One of the highlights of my research was meeting Cornelia Oberlander. I admired her work at the Museum of Anthropology, the Law Courts and at the VanDusen Botanical Garden and had read extensively about her. Cornelia warmly welcomed me into her Bauhaus style home on Arcadia Road, which was designed by Peter Oberlander and Barry Downs and completed in 1970. We discussed her collaborative work with architectural luminaries including Moshe Safdie and Arthur Erickson over fresh pomegranate juice in her bright sitting room overlooking the ravine. Cornelia told me about her residential projects and decided to take me on a tour of a number of them to experience the sites and the landscapes she designed firsthand. We visited the recently restored Friedman Residence, an exemplar of modern architecture designed by Fred Lasserre for Fred Friedman, the first member of the UBC Faculty of Medicine. The house was featured in the February 1955 issue of Western Homes and Living Magazine.
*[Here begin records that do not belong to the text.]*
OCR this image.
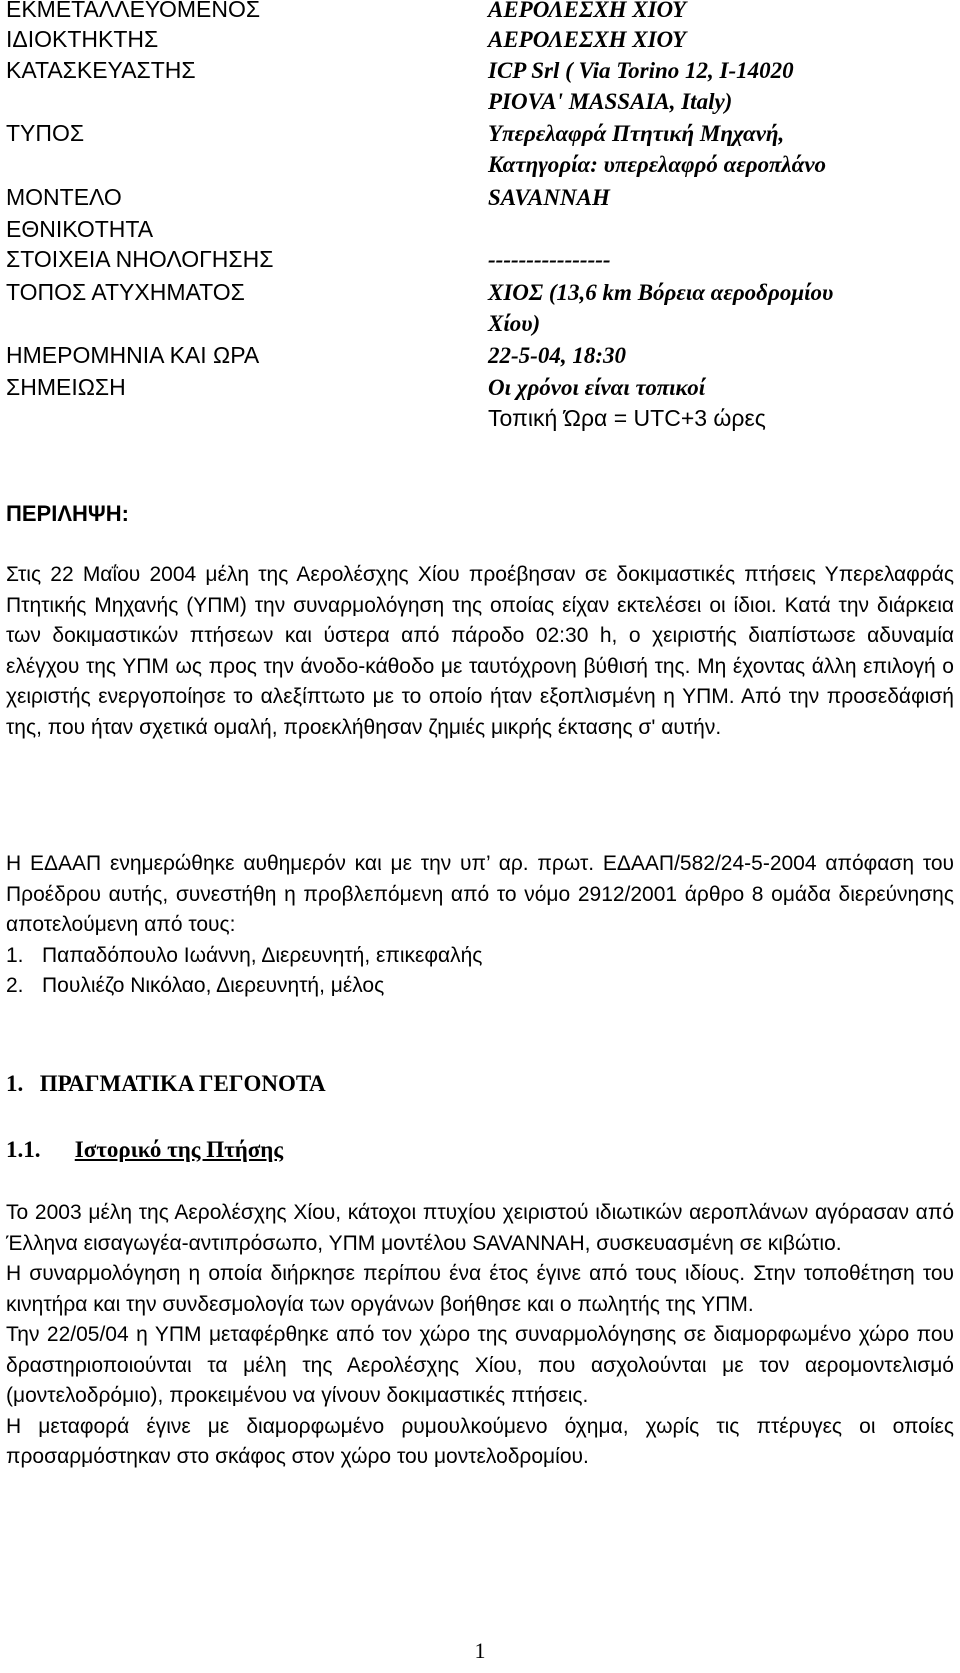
ΕΚΜΕΤΑΛΛΕΥΟΜΕΝΟΣ	ΑΕΡΟΛΕΣΧΗ ΧΙΟΥ
ΙΔΙΟΚΤΗΚΤΗΣ	ΑΕΡΟΛΕΣΧΗ ΧΙΟΥ
ΚΑΤΑΣΚΕΥΑΣΤΗΣ	ICP Srl ( Via Torino 12, I-14020
PIOVA' MASSAIA, Italy)
ΤΥΠΟΣ	Υπερελαφρά Πτητική Μηχανή,
Κατηγορία: υπερελαφρό αεροπλάνο
ΜΟΝΤΕΛΟ	SAVANNAH
ΕΘΝΙΚΟΤΗΤΑ
ΣΤΟΙΧΕΙΑ ΝΗΟΛΟΓΗΣΗΣ	----------------
ΤΟΠΟΣ ΑΤΥΧΗΜΑΤΟΣ	ΧΙΟΣ (13,6 km Βόρεια αεροδρομίου
Χίου)
ΗΜΕΡΟΜΗΝΙΑ ΚΑΙ ΩΡΑ	22-5-04, 18:30
ΣΗΜΕΙΩΣΗ	Οι χρόνοι είναι τοπικοί
Τοπική Ώρα = UTC+3 ώρες
ΠΕΡΙΛΗΨΗ:

Στις 22 Μαΐου 2004 μέλη της Αερολέσχης Χίου προέβησαν σε δοκιμαστικές πτήσεις Υπερελαφράς Πτητικής Μηχανής (ΥΠΜ) την συναρμολόγηση της οποίας είχαν εκτελέσει οι ίδιοι. Κατά την διάρκεια των δοκιμαστικών πτήσεων και ύστερα από πάροδο 02:30 h, ο χειριστής διαπίστωσε αδυναμία ελέγχου της ΥΠΜ ως προς την άνοδο-κάθοδο με ταυτόχρονη βύθισή της. Μη έχοντας άλλη επιλογή ο χειριστής ενεργοποίησε το αλεξίπτωτο με το οποίο ήταν εξοπλισμένη η ΥΠΜ. Από την προσεδάφισή της, που ήταν σχετικά ομαλή, προεκλήθησαν ζημιές μικρής έκτασης σ' αυτήν.

Η ΕΔΑΑΠ ενημερώθηκε αυθημερόν και με την υπ’ αρ. πρωτ. ΕΔΑΑΠ/582/24-5-2004 απόφαση του Προέδρου αυτής, συνεστήθη η προβλεπόμενη από το νόμο 2912/2001 άρθρο 8 ομάδα διερεύνησης αποτελούμενη από τους:
1. Παπαδόπουλο Ιωάννη, Διερευνητή, επικεφαλής
2. Πουλιέζο Νικόλαο, Διερευνητή, μέλος
1. ΠΡΑΓΜΑΤΙΚΑ ΓΕΓΟΝΟΤΑ
1.1. Ιστορικό της Πτήσης
Το 2003 μέλη της Αερολέσχης Χίου, κάτοχοι πτυχίου χειριστού ιδιωτικών αεροπλάνων αγόρασαν από Έλληνα εισαγωγέα-αντιπρόσωπο, ΥΠΜ μοντέλου SAVANNAH, συσκευασμένη σε κιβώτιο.
Η συναρμολόγηση η οποία διήρκησε περίπου ένα έτος έγινε από τους ιδίους. Στην τοποθέτηση του κινητήρα και την συνδεσμολογία των οργάνων βοήθησε και ο πωλητής της ΥΠΜ.
Την 22/05/04 η ΥΠΜ μεταφέρθηκε από τον χώρο της συναρμολόγησης σε διαμορφωμένο χώρο που δραστηριοποιούνται τα μέλη της Αερολέσχης Χίου, που ασχολούνται με τον αερομοντελισμό (μοντελοδρόμιο), προκειμένου να γίνουν δοκιμαστικές πτήσεις.
Η μεταφορά έγινε με διαμορφωμένο ρυμουλκούμενο όχημα, χωρίς τις πτέρυγες οι οποίες προσαρμόστηκαν στο σκάφος στον χώρο του μοντελοδρομίου.
1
Cornelia described the landscape restoration process and her use of laurel, heathers and other regional plant species to create a low maintenance and sustainable space.

Cornelia also gave me a tour of the Oberlander Residence. The open spaces and the unexpected color palette of white walls, mustard yellow accent walls, bright red rugs and the sleek black chairs co-designed by Le Corbusier and Charlotte Perriand captivated me.  My morning with Cornelia was enthusing and provided me with a great deal of material for the exhibition and I am looking forward to the next chapters of its development.

 

Chanel Blouin is the 2015 Museum Assistant at the JMABC, where she is developing the exhibit, New Ways of Living: Jewish Architects in Vancouver, 1955-1975. This position has been made possible through the generous support of the Government of Canada’s Young Canada Works Program.